Americans employed in helping other Americans enjoy amusement or recreation have taken the opportunity to work hours not written in the national law. They work the hours they are willing to agree to or write in a contract.
Writers and reporters, and the staff, that work at a newspaper published daily, semi-weekly, or weekly, with a circulation that is largely in the county at less than 4,000 work the hours needed to sell news stories as they happen in a number of hours equal to their part of the newspaper production..
Babysitters help raise children during the hours the parents need help.
Time and A Half
The Fair Labor Standards Act tells employer regular pay for hours that become useless for the goals a worker typically spends time on during those hours is wrong. Extra pay is given for the extra work. An employer must pay a worker one and a half times their regular rate, or, if they choose, more. Double time for more than ten hours overtime is a well known practice.
Overtime pay is given for the hours above 40 hours in a workweek the employer asks from the worker or lets the worker work. An employer calculates the rate by multiplying the regular rate by 1 1/2.
The Workweek
Employers can agree with employees on a workweek they choose. The total hours open for work times are 168 during 7 consecutive 24 hours periods. The workweek can begin on any day and at any time.
Time spent changing clothes or washing at the beginning or end of the workday are not on the clock.
Hours from two more workweeks can not be added together.
Regular Pay
The regular pay is the total payments given for regular productive work done by the worker. The regular pay rate is calculated by dividing the total pay for a workweek by the total hours worked. Or, the employer can use the regular rate paid during the time the worker worked overtime hours.
The regular costs of goods given to a worker or facilities, such as housing, gets added in to the regular pay. An employer can use the fair value of the goods instead.
When a worker works at two work times with different pay rates, the regular rate is a weighted average of the two or more rates. The formula: regular rate = (hours at rate 1/total hours)(rate 1) + (hours at rate 2/total hours)(rate 2). For example, during one workweek, a driver works 25 hours at a regular delivery rate of $12/hr and 15 hours at a rush delivery rate of $15/hr. The regular rate is $12.63 an hour.
The law rules out a list of payment types. Payments for Sunday, Saturday, holidays and regular rest days do not not count. All pay for time off, including holidays, vacations and sick days, does not get counted in the pay for productive hours.
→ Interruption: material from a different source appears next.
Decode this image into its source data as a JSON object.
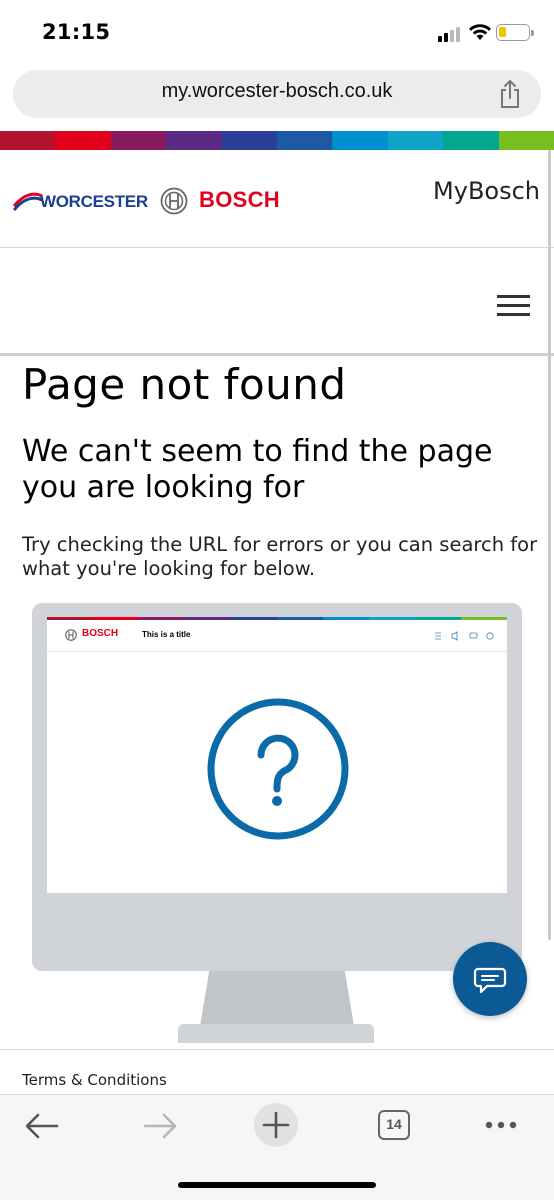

Travel expenses are also not in the total regular hours.
The regular rate can not be less than the minimum wage.
Piece rate pay is a type of regular rate pay.
Payday
The overtime payday is the same as the regular payday.
No Other Way to Pay for Extra Work.
An employer can not count up the payments they give in a week in addition to the regular pay and count that total against the pay for overtime hours. They can not use the payments for special days, time off work and travel instead of an overtime payment.
An employer that hires a worker to work more than 40 hours at regular pay does have to pay an additional 1/2 for each hour above 40 hours.
Lump sum payments do not count. Overtime pay is paid at a 1 1/2 times rate for the hours above the 40 standard hours.
The law does not allow employers and employees to agree to not use the overtime pay and let the employer out of the responsibility. These illegal agreements are called a waiver.
An employer and employee may not agree that only 8 hours a day or 40 hrs in a week count as working time.
The Reward for An Extra Commitment
Helpful added work is rewarded. Productivity earns a higher pay rate during unpractical times for work.
Sources:
(1938).
U. S. Department of Labor, Wage and Hour Division, Fact Sheet No. 23:Overtime Pay Requirements of the FLSA (July 2008).